In general, CBD more than 30mm is regarded as coronal imbalance. In this study, the preoperative CBD of DDH patients was 14.2 ± 10.6mm, which showed that there was no overall coronal imbalance in patients with DDH. This may be due to the tendency of coronal imbalance was compensated by scoliosis.
When DDH occurs, there will be pelvic obliquity, which may lead to coronal imbalance tendency. And spine will compensate it, manifested as compensatory scoliosis.
Next, we want to explore the effect of THA on spino-pelvic coronal alignment.
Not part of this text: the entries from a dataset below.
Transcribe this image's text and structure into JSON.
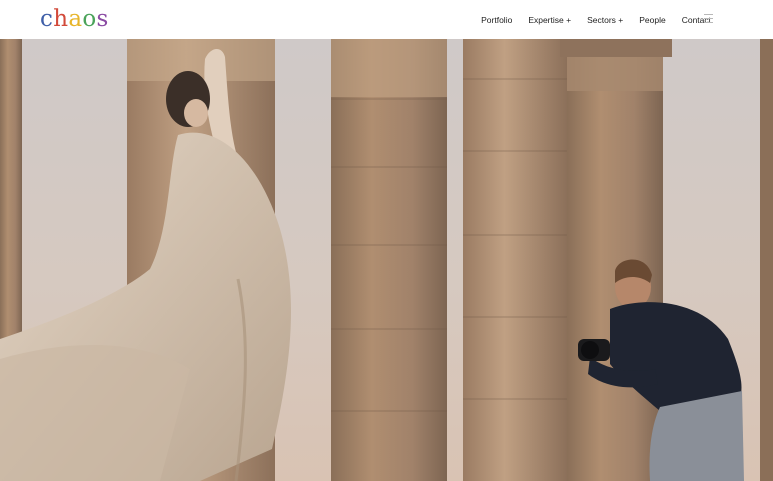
{
  "header": {
    "logo": {
      "letters": [
        "c",
        "h",
        "a",
        "o",
        "s"
      ],
      "letter_colors": [
        "#3f5fa8",
        "#d24a3a",
        "#e7b52a",
        "#4aa35a",
        "#8a4aa3"
      ]
    },
    "nav": {
      "items": [
        "Portfolio",
        "Expertise +",
        "Sectors +",
        "People",
        "Contact"
      ]
    },
    "menu_icon": "hamburger-icon"
  },
  "hero": {
    "content": "dancer-and-photographer-among-ancient-columns"
  }
}
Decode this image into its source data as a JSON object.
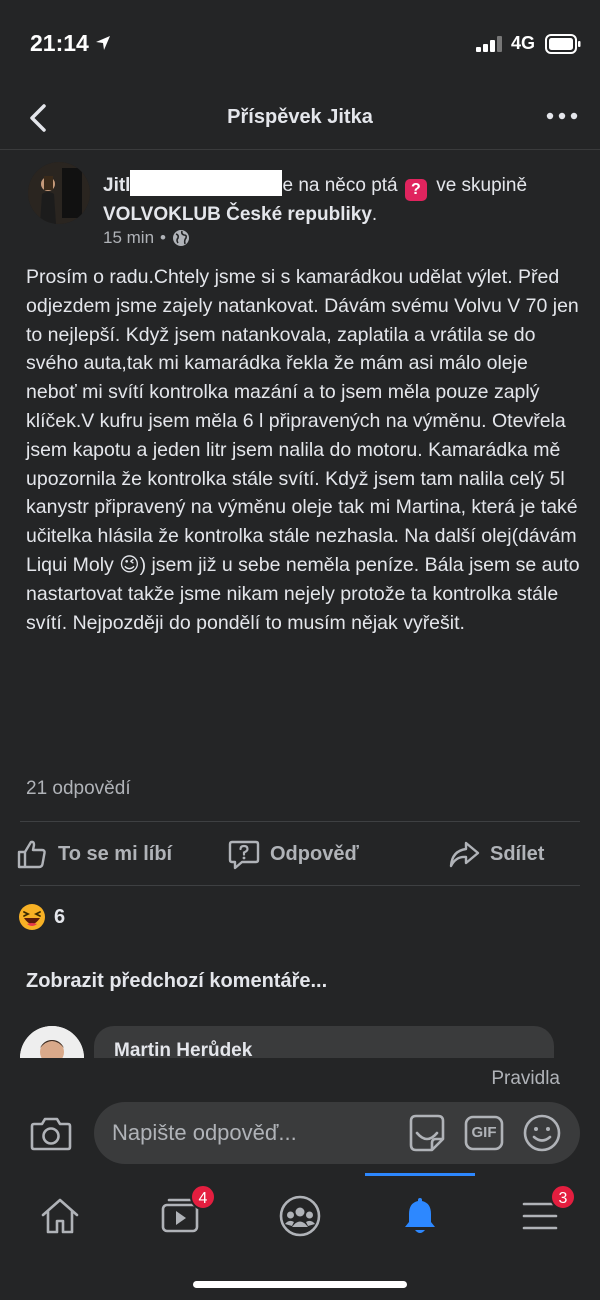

In patients with DDH, preoperative IO = 6.7 ± 4.6 °, SO = 6.4 ± 5.4 °, HO = 5.3 ± 5.8 °, L5O = 6.1 ± 5.5 °, Cobb angle was 11.0 ± 10.7 °. After THA, IO = 3.5 ± 3 °, SO = 3.7 ± 3.4 °, HO = 3.7 ± 3.6 °, L5O = 4.3 ± 4.7 °, Cobb angle was 6.8 ± 7.7 °. This study showed that THA can significantly reduce Cobb angle, SO and IO in patients with DDH. THA can directly improve the pelvic obliquity of patients with DDH and indirectly reduce the degree of compensatory scoliosis through acetabular reconstruction (Figure.5).